Why replace it? You've invested effort in what you have, so a replacement has to have a significant advantage to make furtrher investment worthwhile.

Ply won't be significantly lighter.

Ply may be slightly stronger, but is the base you've built stong enough?

Ply won't look better. In fact it will probably look worse. Most ply is designed for its construction (mechanical) qualities, not its finish. You can get nice looking ply, but it won't be cheap.

Ply will be more stable across a wide range of environmental conditions. Do you really care?

Pine (aka Deal) will be fine. It's a standard type of wood for robust furniture. It will take some knocks and not loose its finish.

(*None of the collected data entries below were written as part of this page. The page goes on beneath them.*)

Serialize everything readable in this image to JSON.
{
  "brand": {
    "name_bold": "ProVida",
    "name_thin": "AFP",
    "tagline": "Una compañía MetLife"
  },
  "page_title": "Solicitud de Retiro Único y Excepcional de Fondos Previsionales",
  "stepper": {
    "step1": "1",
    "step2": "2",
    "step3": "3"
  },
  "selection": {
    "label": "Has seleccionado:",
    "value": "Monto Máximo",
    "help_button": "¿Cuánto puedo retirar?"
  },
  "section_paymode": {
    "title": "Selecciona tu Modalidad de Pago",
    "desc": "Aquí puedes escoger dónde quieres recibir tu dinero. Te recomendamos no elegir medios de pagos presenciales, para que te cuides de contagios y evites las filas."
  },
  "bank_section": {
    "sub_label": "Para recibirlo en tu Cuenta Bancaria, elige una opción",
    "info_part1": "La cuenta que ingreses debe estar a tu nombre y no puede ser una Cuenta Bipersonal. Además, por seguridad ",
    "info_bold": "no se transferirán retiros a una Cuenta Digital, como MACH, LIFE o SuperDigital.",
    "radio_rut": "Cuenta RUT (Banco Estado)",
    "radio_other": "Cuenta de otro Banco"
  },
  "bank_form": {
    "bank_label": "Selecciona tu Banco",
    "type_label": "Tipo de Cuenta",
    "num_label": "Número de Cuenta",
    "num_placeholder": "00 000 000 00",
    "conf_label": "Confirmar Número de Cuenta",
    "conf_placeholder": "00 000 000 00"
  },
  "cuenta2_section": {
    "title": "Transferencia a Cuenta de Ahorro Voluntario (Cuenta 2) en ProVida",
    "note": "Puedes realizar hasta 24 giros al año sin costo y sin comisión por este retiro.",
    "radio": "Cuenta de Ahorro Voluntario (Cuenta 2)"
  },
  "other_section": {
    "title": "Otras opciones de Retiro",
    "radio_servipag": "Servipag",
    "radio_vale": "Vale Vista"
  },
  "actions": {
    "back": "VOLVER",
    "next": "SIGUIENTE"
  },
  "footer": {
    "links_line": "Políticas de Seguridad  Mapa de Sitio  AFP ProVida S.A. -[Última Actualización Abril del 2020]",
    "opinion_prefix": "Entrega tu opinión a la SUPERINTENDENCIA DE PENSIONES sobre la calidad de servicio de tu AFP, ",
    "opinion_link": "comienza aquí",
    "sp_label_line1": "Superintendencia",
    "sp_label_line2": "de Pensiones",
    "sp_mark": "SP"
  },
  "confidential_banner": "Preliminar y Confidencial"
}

The big problem with modern softwoods is that they are kiln dried or vacuumed to remove moisture rather than allowed to dry naturally. This makes them prone top warp and split in the early part of their life. By now that's either happened or it won't.

I'm only a jobbing handyman, so I'm sure CtC can put this far better than I.

Hmmm, you may be right, but I am putting multiple layers of coatings on here so astetics isnt a big deal. And it is made to support greater than 150lbs, so I hope you are right.

Oh boy. Your challenge is not in the material, but in the construction. Those metal brackets, no matter how many, will not protect your bot against buckling or even folding flat.

At the very least put a diagonal from corner to corner. A full plate across the opening would be even better. Inside the opening, fitting squarely, even even better better.

Actually that is Vermont Sugar Pine. The bracket thing is right, the diagonal thing is right but I would use Binz instead of kilz. --You can get it in a rattle can. (Spray Paint)

One thing you do have to worry about is splitting and cupping though. Wood from Home D is stored above a nice moist concrete floor. Now that it is in your warm dry house, it will tend to move a bit. I would wait a month or so to see what it is going to do before any finish work.

Your house may be dry, but mine ain't. Damp rising through the floors is a major problem here. There's a bit of floor by my kitchen window that has been visibly wet all winter.

Shear forces on the "box" are going to be the problem. The brackets look puny and the screws won't have a lot of bite. Some diagonal bracing, or better still, closing one side with a wooden panel would imaprt far more strength.

Hmmm I will leave it in my hot basement for about a week and see if it has changed... good call ctc!